Mon copain Berani

MON COPAIN BERANI

Aujourd’hui, j’ai envie de vous parler des singes. Cette photo de mon copain Berani l’orang-outan à Pairi Daiza m’inspire. C’est étrange comme chacun vient aux choses par le passé qui l’a forgé et ressurgit de manière inattendue quand l’occasion se présente. On peut penser à beaucoup de choses en regardant cette photo : la disparition de la vie sauvage, les facéties d’un petit être toujours content, l’innocence apaisante d’un instantané qui ne fait pas de bruit inutile.

Mais l’image me parle de manière inattendue car je prépare pour le moment la visite d’un musée au Japon qui expose cet automne des peintures en accord avec la saison. Notamment cette peinture que l’on doit à Hashimoto Kansetsu en 1940 exposée au musée Adachi. Nul doute que le peintre aime et observe ce qui l’entoure.

La ressemblance n’est-elle pas frappante avec la photo ? On y voit un macaque solitaire, un singe qui vit naturellement dans les forêts du Japon. Loin du brouhaha habituel des groupes de singes, nous sommes au moment où il va cueillir un kaki d’automne et on lit dans ses yeux une expression mêlée d’envie et de satisfaction alors qu’il tire sur la branche pour cueillir le fruit.
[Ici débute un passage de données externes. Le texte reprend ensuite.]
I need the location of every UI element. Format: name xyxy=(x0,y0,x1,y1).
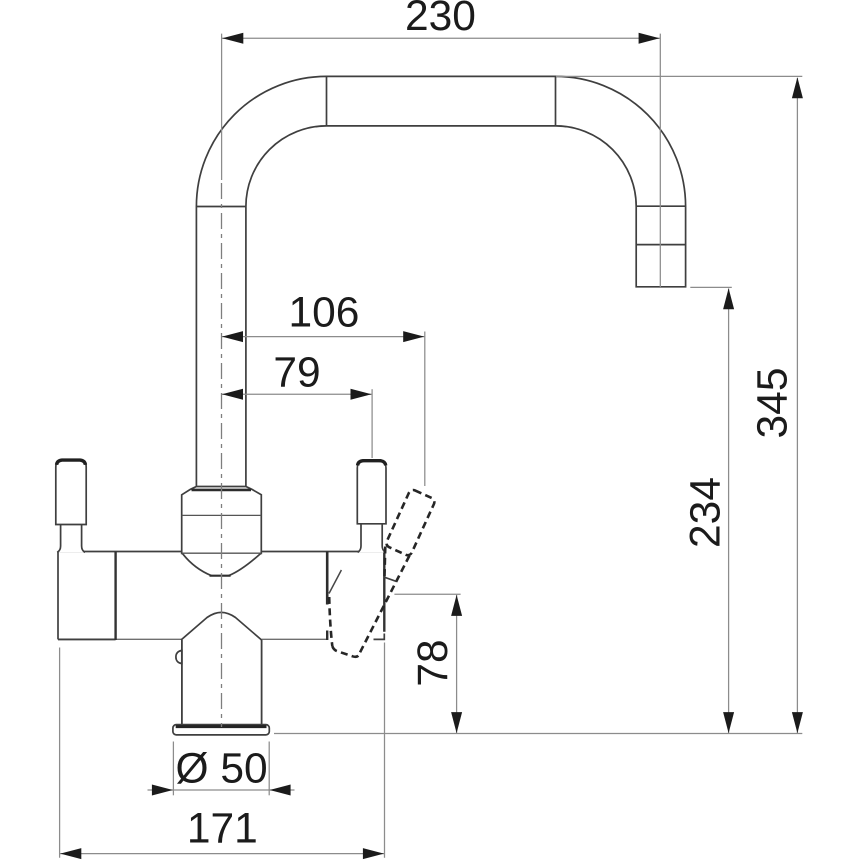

L’animal crève l’écran par le fossé qui sépare la manière de traiter l’arbre, par superposition de couches d’aplats d’encre noire monochrome très ‘bande dessinée’, et le réalisme photographique des poils du singe que l’on pourrait compter par la minutie du pinceau qui les a dessinés. D’une redoutable efficacité, la composition croisée met le singe au coeur de l’action, de la même manière que les cordes et le tronc d’arbre sur la photo de Berani ! Il existe une diagonale invisible entre les yeux du macaque et le kaki qu’il s’apprête à cueillir. Plus visibles encore sont les lignes parallèles des deux tiges qui encadrent le sujet. Harmonie entre l’animal et l’environnement.

Je ne sais pas pourquoi mais les singes me rendent régulièrement visite dans les expos que je commente sur l’art asiatique. Je pourrais vous en montrer de nombreuses mais une suffira. Peut-être la plus mélancolique. Il s’agit d’une peinture que j’avais racontée au musée national de Tokyo qui l’exposait exceptionnellement durant un mois à cause de sa fragilité et de sa rareté. On l’attribue à Mao Feng, peintre de l’académie impériale chinoise au 13ème siècle.

A première vue l’image est très réaliste et semble dépeindre l’animal comme les Chinois et les Japonais savent le faire, à la manière d’une planche scientifique reproduisant l’exactitude à tout prix avec cette rigueur presque maladive de représenter chaque poil de l’animal, mais les proportions justes ne devraient pas laisser passer plusieurs choses qui font de cette peinture un pur chef d’œuvre.

Ce regard n’est pas tout à fait simiesque. Un regard très humain qui suggère l’ introspection, ou même une certaine tristesse. Ceci nous laisse en attente et en porte-à-faux.  Le réalisme est là pour tout dire mais le regard suggère une histoire que nous ne connaissons pas. Est-ce une mère qui a perdu son petit ? Un jeune singe qui ne retrouve plus son groupe. Alors que nous devrions être tous d’accord, chaque observateur humanise ce qui pourtant est un animal.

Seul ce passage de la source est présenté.